Failure to enable XFS Qouta on root filesystem when running Centos 7 with uefi boot.

After running the Webmin.com Virtualmin install shell script, and finishing the first run wizard, Webmin recommends to reboot, to finish enabling quota on the root file system.

After reboot quota on the root file system is not enabled.

OS: Centos 7 x86_64 - up to date.

Cause: Webmin does only update the grub.cfg file found in /boot, and ignores the one in /boot/efi/EFI/centos/grub.cfg this causes the boot via efi to not get the needed change, and by default not enable quota's.

Fix for my setup:

[root@gw-rdam centos]# mv /boot/efi/EFI/centos/grub.cfg /boot/efi/EFI/centos/grub.cfg.orig
[root@gw-rdam centos]# grub2-mkconfig -o /boot/efi/EFI/centos/grub.cfg

Optionally make this check when the notification is displayed, so it can be fixed afterwards.

Steven

Status: 
Fixed (pending)

Comments

Interesting - do all CentOS 7 systems have an extra grub.cfg file in that directory?

i just validated some different machines, all running "Centos 7 X86_64 - latest updates": - Centos 7 Bios boot (Virtual machine KVM / some random older systems): No "/boot/efi/*" folder exists at all. - Centos 7 EFI boot on physical hardware: (installed in EFI mode!) All have the before mentioned directory with the grub.cfg in the efi boot path.

The problem does exist for a while already, i noticed problems with quota support for the first time around August 2016. Many other tasks prevented me from investigating, and since quota where not mission critical on that machine i didn't bother to fix the problem until i hit it again for 3 times in a row last week.

Replication of the problem:
1 - Install a physical machine with EFI support enabled in "bios" using Centos 7
2 - In partitioning section of the installer make the following layout:

/xda1 - 2 GiB /boot       - xfs
/xda2 - 500 MiB /boot/efi - efi platform..
/xda3 - lvm remaining space for / and swap.

3 - yum update, reboot, run virtualmin install.sh from webmin.com, finish the web based wizard, re-check installation --> get XFS reboot message, reboot --> get XFS message --> loop arround.

I was having a look at our installer, and actually Virtualmin doesn't update any GRUB config to enable XFS - it just assumes that an EXT filesystem is in use, and that quotas can be activated with the quotaon command.

Just experienced the same issue on a UEFI Centos 7 install. rootflags=uquota,gquota is successfully added to the /etc/default/grub template and /boot/grub2/grub.cfg. However UEFI installs don't use /boot/grub2/grub.cfg, they use /boot/efi/EFI/centos/grub.cfg.

Running "grub2-mkconfig -o /boot/efi/EFI/centos/grub.cfg" rebuilds the correct cfg file from the template at /etc/default/grub and correctly applies the changes.

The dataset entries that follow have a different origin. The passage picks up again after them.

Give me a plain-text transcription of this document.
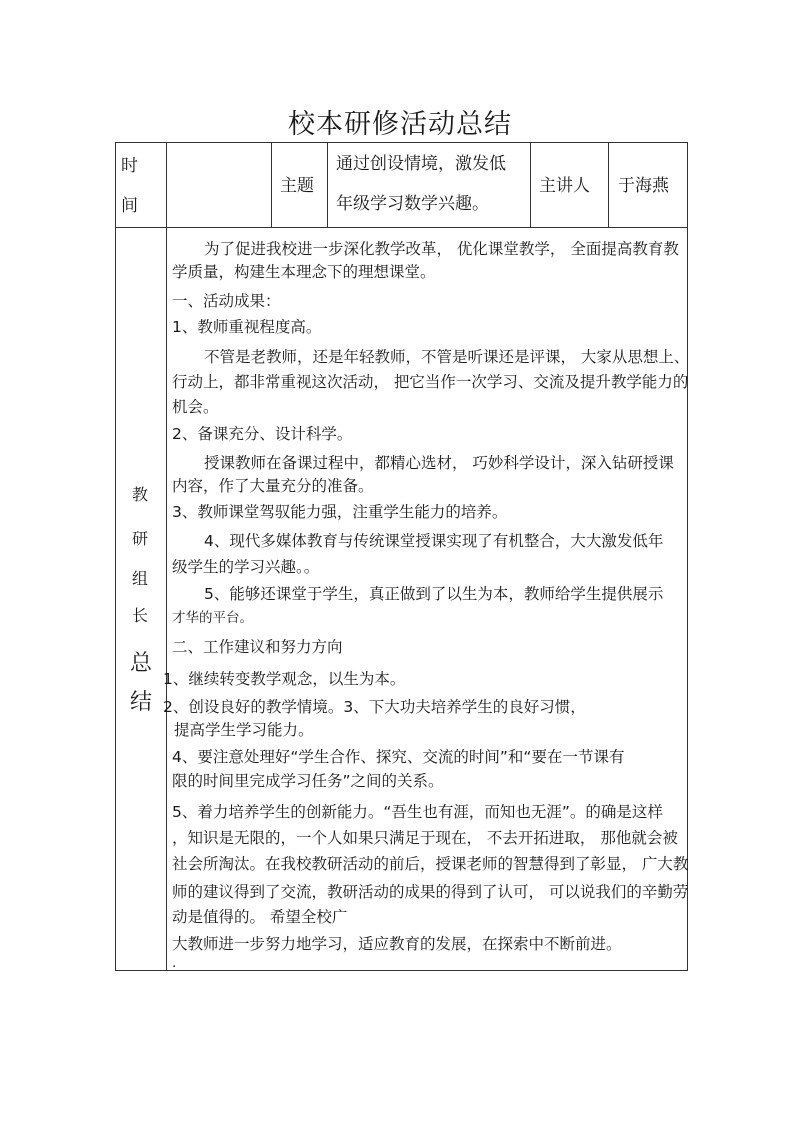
校本研修活动总结
时
间
主题
通过创设情境，激发低
年级学习数学兴趣。
主讲人 于海燕
教
研
组
长
总
结
为了促进我校进一步深化教学改革， 优化课堂教学， 全面提高教育教
学质量，构建生本理念下的理想课堂。
一、活动成果：
1、教师重视程度高。
不管是老教师，还是年轻教师，不管是听课还是评课， 大家从思想上、
行动上，都非常重视这次活动， 把它当作一次学习、交流及提升教学能力的
机会。
2、备课充分、设计科学。
授课教师在备课过程中，都精心选材， 巧妙科学设计，深入钻研授课
内容，作了大量充分的准备。
3、教师课堂驾驭能力强，注重学生能力的培养。
4、现代多媒体教育与传统课堂授课实现了有机整合，大大激发低年
级学生的学习兴趣。。
5、能够还课堂于学生，真正做到了以生为本，教师给学生提供展示
才华的平台。
二、工作建议和努力方向
1、继续转变教学观念，以生为本。
2、创设良好的教学情境。3、下大功夫培养学生的良好习惯，
提高学生学习能力。
4、要注意处理好“学生合作、探究、交流的时间”和“要在一节课有
限的时间里完成学习任务”之间的关系。
5、着力培养学生的创新能力。“吾生也有涯，而知也无涯”。的确是这样
，知识是无限的，一个人如果只满足于现在， 不去开拓进取， 那他就会被
社会所淘汰。在我校教研活动的前后，授课老师的智慧得到了彰显， 广大教
师的建议得到了交流，教研活动的成果的得到了认可， 可以说我们的辛勤劳
动是值得的。 希望全校广
大教师进一步努力地学习，适应教育的发展，在探索中不断前进。
.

Would be great if the installer could somehow detect UEFI installs and run this automatically

Is there a command or config file that can be used on a CentOS system to determine if it's using UEFI or not?

This should do it:

[ -d /sys/firmware/efi ] && echo UEFI || echo BIOS

Returns UEFI on my system. Should return BIOS for non-UEFI (BIOS) systems. So for centos / rhel 7, I reckon the best way would be:

  1. Update /etc/default/grub template with rootflags=uquota,gquota if XFS quotas aren't enabled.

  2. If [ -d /sys/firmware/efi ] && echo UEFI || echo BIOS returns UEFI run the following to rebuid grub.cfg from the template:

grub2-mkconfig -o /boot/efi/EFI/centos/grub.cfg (CentOS)
grub2-mkconfig -o /boot/efi/EFI/redhat/grub.cfg (RHEL)

And if it returns "BIOS" run the following instead:

grub2-mkconfig -o /boot/grub2/grub.cfg

Hope this helps

PS. moving from a hosted WHM/cPanel VPS to my own dedicated server for the first time and just started playing with Webmin / Virtualmin. Loving it so far - awesome work mate! Great to hear it's by a fellow Aussie too. My linux skills aren't the best but I'll try and help with little things like this when I can

Assigned: Unassigned »

Joe, this looks like a fix that's needed in the install script?

Same problem this morning with a fresh install of C7.

Will the next update put things right?

Or will we have to wait 2 years for the next comment on this.

Ilia's picture
Submitted by Ilia on Sun, 07/26/2020 - 10:43

Will the next update put things right?

Yes.

Or will we have to wait 2 years for the next comment on this.

No, and we are planning to make next Virtualmin 6.11 release this weekend.